Wearing purple

Wearing purple

I planned to publish my first book when I retired. I wanted to be old, I wanted to be grey, and I wanted to be a little bit crazy.

I think the sentiment stemmed from Jenny Joesph’s poem, "When I’m Old", where she details all the things she will do when she is old enough to let go of all her sensibilities and fears; such as wearing purple with a red hat that doesn’t go or suit her at all. I believed that when I was ready to retire, I would also be ready to withstand the criticism of my work. I would be able to stomach the hundreds of rejections I was bound to face, or the fact that, at the time, no one around me considered it a viable career choice for an overly ambitious black girl who studied Aeronautical Engineering at university. No, publishing had to wait until I was ready to dye my grey hair purple.

Then I finished my first book, Daughters of Nri. I fell in love, and I fell hard. I wanted to shout about it. I wanted to thrust the manuscript in the faces of all the tired commuters I met on the tube and watch them eagerly as they read my story. I wanted people to read my story. This was new and incredibly confusing because how could I wait for all my hair to turn grey when I needed people to read it now? Well, I couldn’t wait.

I rolled up my sleeves and reached out to people in the elusive publishing industry. I braced myself for the countless rejections but ended up pausing at what I received instead. Interest? Not the warm, delightful interest that I didn’t dare hope for, but the cheap, tokenistic interest that you feel when a man strokes your hand and calls you a chocolate African princess. Suddenly my old fears returned, only now they were more prominent because they were real. I became apprehensive about giving the book baby that I’d fallen in love with to the people.

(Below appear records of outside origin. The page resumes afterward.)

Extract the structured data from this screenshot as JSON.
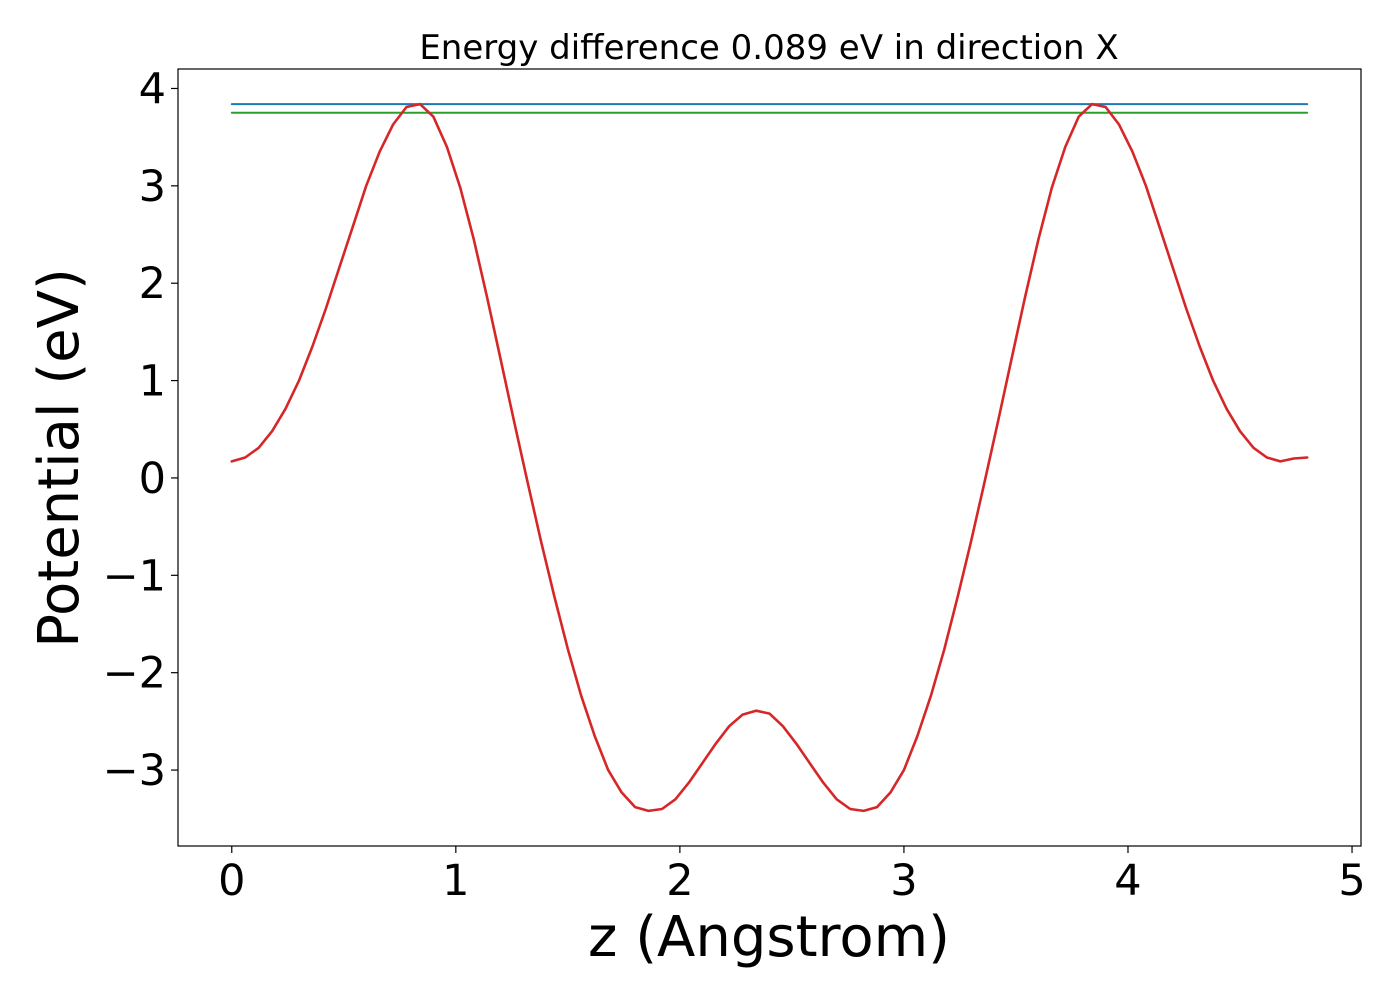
{
  "chart_data": {
    "type": "line",
    "title": "Energy difference 0.089 eV in direction X",
    "xlabel": "z (Angstrom)",
    "ylabel": "Potential (eV)",
    "xlim": [
      -0.24,
      5.04
    ],
    "ylim": [
      -3.78,
      4.2
    ],
    "xticks": [
      0,
      1,
      2,
      3,
      4,
      5
    ],
    "xtick_labels": [
      "0",
      "1",
      "2",
      "3",
      "4",
      "5"
    ],
    "yticks": [
      -3,
      -2,
      -1,
      0,
      1,
      2,
      3,
      4
    ],
    "ytick_labels": [
      "−3",
      "−2",
      "−1",
      "0",
      "1",
      "2",
      "3",
      "4"
    ],
    "grid": false,
    "legend": "none",
    "series": [
      {
        "color": "#1f77b4",
        "x": [
          0,
          4.8
        ],
        "y": [
          3.84,
          3.84
        ]
      },
      {
        "color": "#2ca02c",
        "x": [
          0,
          4.8
        ],
        "y": [
          3.75,
          3.75
        ]
      },
      {
        "color": "#d62728",
        "x": [
          0,
          0.06,
          0.12,
          0.18,
          0.24,
          0.3,
          0.36,
          0.42,
          0.48,
          0.54,
          0.6,
          0.66,
          0.72,
          0.78,
          0.84,
          0.9,
          0.96,
          1.02,
          1.08,
          1.14,
          1.2,
          1.26,
          1.32,
          1.38,
          1.44,
          1.5,
          1.56,
          1.62,
          1.68,
          1.74,
          1.8,
          1.86,
          1.92,
          1.98,
          2.04,
          2.1,
          2.16,
          2.22,
          2.28,
          2.34,
          2.4,
          2.46,
          2.52,
          2.58,
          2.64,
          2.7,
          2.76,
          2.82,
          2.88,
          2.94,
          3.0,
          3.06,
          3.12,
          3.18,
          3.24,
          3.3,
          3.36,
          3.42,
          3.48,
          3.54,
          3.6,
          3.66,
          3.72,
          3.78,
          3.84,
          3.9,
          3.96,
          4.02,
          4.08,
          4.14,
          4.2,
          4.26,
          4.32,
          4.38,
          4.44,
          4.5,
          4.56,
          4.62,
          4.68,
          4.74,
          4.8
        ],
        "y": [
          0.17,
          0.21,
          0.31,
          0.48,
          0.71,
          1.0,
          1.35,
          1.74,
          2.16,
          2.58,
          3.0,
          3.35,
          3.63,
          3.81,
          3.84,
          3.71,
          3.4,
          2.98,
          2.45,
          1.85,
          1.22,
          0.58,
          -0.04,
          -0.65,
          -1.22,
          -1.76,
          -2.24,
          -2.65,
          -3.0,
          -3.23,
          -3.38,
          -3.42,
          -3.4,
          -3.3,
          -3.13,
          -2.93,
          -2.73,
          -2.55,
          -2.43,
          -2.39,
          -2.42,
          -2.55,
          -2.73,
          -2.93,
          -3.13,
          -3.3,
          -3.4,
          -3.42,
          -3.38,
          -3.23,
          -3.0,
          -2.65,
          -2.24,
          -1.76,
          -1.22,
          -0.65,
          -0.04,
          0.58,
          1.22,
          1.85,
          2.45,
          2.98,
          3.4,
          3.71,
          3.84,
          3.81,
          3.63,
          3.35,
          3.0,
          2.58,
          2.16,
          1.74,
          1.35,
          1.0,
          0.71,
          0.48,
          0.31,
          0.21,
          0.17,
          0.2,
          0.21
        ]
      }
    ]
  }
}
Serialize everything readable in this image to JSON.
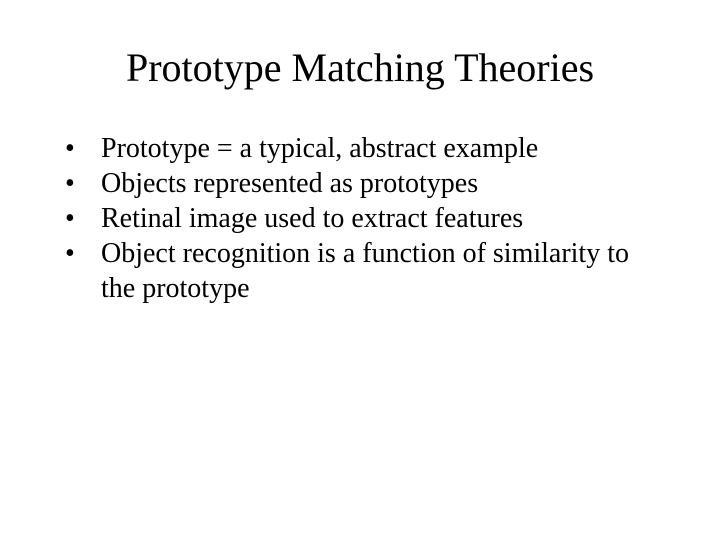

So I decided to wear purple with a red hat that didn’t suit me. I co-founded my own publishing house, Onwe. This was where Daughters of Nri, and books like it that didn’t quite fit into the industry’s mould, could be published and promoted in an authentic and big way. With Onwe came incredible scope to try out something new in this industry that I had loved from afar since I was old enough to talk. I didn’t just want to wear purple; I painted myself in it. I had to because it wasn't enough to publish the book. I had to somehow connect it to its intended readership. My theory was simple; there are great books that never reach their perfect readership because of the industry’s approach to unique stories. An approach centred on current trends, comps, and quarterly rotations of the same books featured on various press lists.

Our solution was to access the people who we knew our target readership was following. We hosted a bottomless brunch with inspirational black women in London to launch the cover of Daughters of Nri, which ended up reaching thousands. We created bespoke boxes designed to translate the experience of Nri with handmade candles, t-shirts and advanced copies of the book. Our approach didn’t just reach our readers, but it also reached our future authors. We started to attract incredibly talented authors with their own unique stories and doubled down our efforts. We created an Instagram filter and spurred on feminist conversations for Di Lebowitz’ The Marks Left on Her, while we planted trees for Rab Ferguson's Landfill Mountains.

We’ve built up a fantastic community of readers who are hungry for diverse reads. Still, I think that there is far more scope to narrow that disconnect between readers and the books that truly resonate with them. I especially noticed this as we built up our campaign for Daughters of Nri’s sequel, Descendants of the First. Even though we are in a far better position than we were for Daughters of Nri, it still felt as though we are screaming in an impossibly loud hall, where only a select few have access to a microphone, regardless of if what they are saying actually sat well with the crowd.

I think the next phase of our mission to connect readers with the books that will resonate with them is a tech solution. A nuanced book recommendation platform that goes beyond categories, recent buys, ratings, marketing budgets and other arbitrary barriers. Technology that sifts through the wealth of untapped books and picks the right book with the reader in mind. We’re calling it libr.ai and our early results are making me want to shove it in people's faces and watch them eagerly as they take it in. I truly believe that this may be the thing that helps us to finally connect readers and books. I’m glad I get to work on it now and not when I’m grey because along this journey, I’ve learnt that life is too short to wait to publish a book, change an entire industry and wear purple.

Kosi Amayo is the co-founder of Onwe Press and author of YA novels Daughters of Nri and Descendants of the First (out October) under the pen name Reni K Amayo.